The most recent story that gained attention was the trial of Khmer Rouge leaders before a UN-Cambodian trial. However, that was a singular event that won’t be repeated in Cambodia and the stories failed to tell readers much about Cambodia.

The other coverage in the west has been mainly stories of human trafficking, largely reported by Nicholas Kristoff in the New York Times.

Today, let’s take a broader view of Cambodia. The country has a population of 15 million with half of the population below the age of 21 in a country that is slightly smaller than the U.S. state of Oklahoma.

The challenge for Cambodia is to find a niche in the world’s economic structure that can support its population, that is for the most part not well educated and lacks skills.

The economy showed growth of 10 percent during the first decade but tailed off after 2007 due to the worldwide recession.

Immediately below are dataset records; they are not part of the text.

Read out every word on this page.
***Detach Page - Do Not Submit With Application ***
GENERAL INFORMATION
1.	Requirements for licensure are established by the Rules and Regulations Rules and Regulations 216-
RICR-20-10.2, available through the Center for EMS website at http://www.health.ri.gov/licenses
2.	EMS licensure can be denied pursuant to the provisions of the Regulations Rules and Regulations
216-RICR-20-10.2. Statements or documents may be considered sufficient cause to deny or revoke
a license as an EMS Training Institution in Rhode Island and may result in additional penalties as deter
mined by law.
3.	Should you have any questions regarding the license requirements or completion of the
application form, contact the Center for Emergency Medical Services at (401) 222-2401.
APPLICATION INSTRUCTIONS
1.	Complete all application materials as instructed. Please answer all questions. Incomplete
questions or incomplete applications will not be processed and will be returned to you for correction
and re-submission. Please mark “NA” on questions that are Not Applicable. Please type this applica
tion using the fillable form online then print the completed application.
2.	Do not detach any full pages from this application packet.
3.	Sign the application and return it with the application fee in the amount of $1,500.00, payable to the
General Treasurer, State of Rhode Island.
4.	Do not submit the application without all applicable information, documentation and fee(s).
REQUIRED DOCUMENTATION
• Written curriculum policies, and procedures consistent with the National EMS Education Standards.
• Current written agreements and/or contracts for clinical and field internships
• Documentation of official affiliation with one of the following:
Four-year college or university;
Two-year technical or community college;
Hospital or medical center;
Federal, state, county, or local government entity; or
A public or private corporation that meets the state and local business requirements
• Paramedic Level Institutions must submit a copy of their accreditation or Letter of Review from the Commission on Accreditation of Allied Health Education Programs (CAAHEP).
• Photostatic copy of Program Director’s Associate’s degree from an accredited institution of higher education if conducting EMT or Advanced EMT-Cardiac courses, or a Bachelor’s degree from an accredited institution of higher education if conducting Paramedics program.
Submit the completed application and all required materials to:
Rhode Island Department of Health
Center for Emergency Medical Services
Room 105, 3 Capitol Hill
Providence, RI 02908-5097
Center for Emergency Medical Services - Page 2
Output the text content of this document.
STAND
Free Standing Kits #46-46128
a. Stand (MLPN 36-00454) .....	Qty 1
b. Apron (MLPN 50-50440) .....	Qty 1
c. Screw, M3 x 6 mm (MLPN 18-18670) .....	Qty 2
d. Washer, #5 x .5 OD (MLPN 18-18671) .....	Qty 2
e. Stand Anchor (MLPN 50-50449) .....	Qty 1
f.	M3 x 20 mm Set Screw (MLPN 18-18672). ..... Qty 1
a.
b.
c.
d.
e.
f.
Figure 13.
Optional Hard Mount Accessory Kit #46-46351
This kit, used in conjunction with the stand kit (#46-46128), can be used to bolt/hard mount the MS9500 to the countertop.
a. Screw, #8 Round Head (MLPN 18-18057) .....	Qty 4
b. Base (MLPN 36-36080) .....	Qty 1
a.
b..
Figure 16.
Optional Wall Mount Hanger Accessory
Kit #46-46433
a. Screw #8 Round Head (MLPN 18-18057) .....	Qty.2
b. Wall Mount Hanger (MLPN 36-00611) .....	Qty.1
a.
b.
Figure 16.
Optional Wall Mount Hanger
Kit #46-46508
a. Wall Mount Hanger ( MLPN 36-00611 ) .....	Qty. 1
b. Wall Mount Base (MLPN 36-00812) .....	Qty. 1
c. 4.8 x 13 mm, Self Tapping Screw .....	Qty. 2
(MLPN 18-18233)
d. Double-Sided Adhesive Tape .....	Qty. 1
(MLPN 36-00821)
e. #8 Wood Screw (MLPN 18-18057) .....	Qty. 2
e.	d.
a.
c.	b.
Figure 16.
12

The garment industry is the largest employer in the country and with wage increases in China and Thailand, may attract more garment companies that seek ever-lower labor costs.

In the agriculture sector there is widespread opportunity and one of the investors and developers is a Singapore firm, HLH Agriculture (Cambodia).

HLH came to Cambodia because it has a lot of land that can grow about any kind of crop The firm has invested US$40 million in a project that covers 10,000 hectares in Kampomg Seu province to produce red corn.

The firm chose this crop because of the world’s continuing need for food and Asia’s need for 50 million tons of corn a year. In 2009, HLH received US$100 per ton, but in 2010 the price has more than doubled to more than US$200 a ton.

Company leaders acknowledge that Cambodia needs a laboratory to check on food quality and more food processing companies are needed but are encouraged by government policy that doesn’t tax equipment imports, facilitates exports and the improving customs and port facilities.

Cambodia is a long way from the economic status of many of its fellow Asean countries but in its own way is becoming a success story.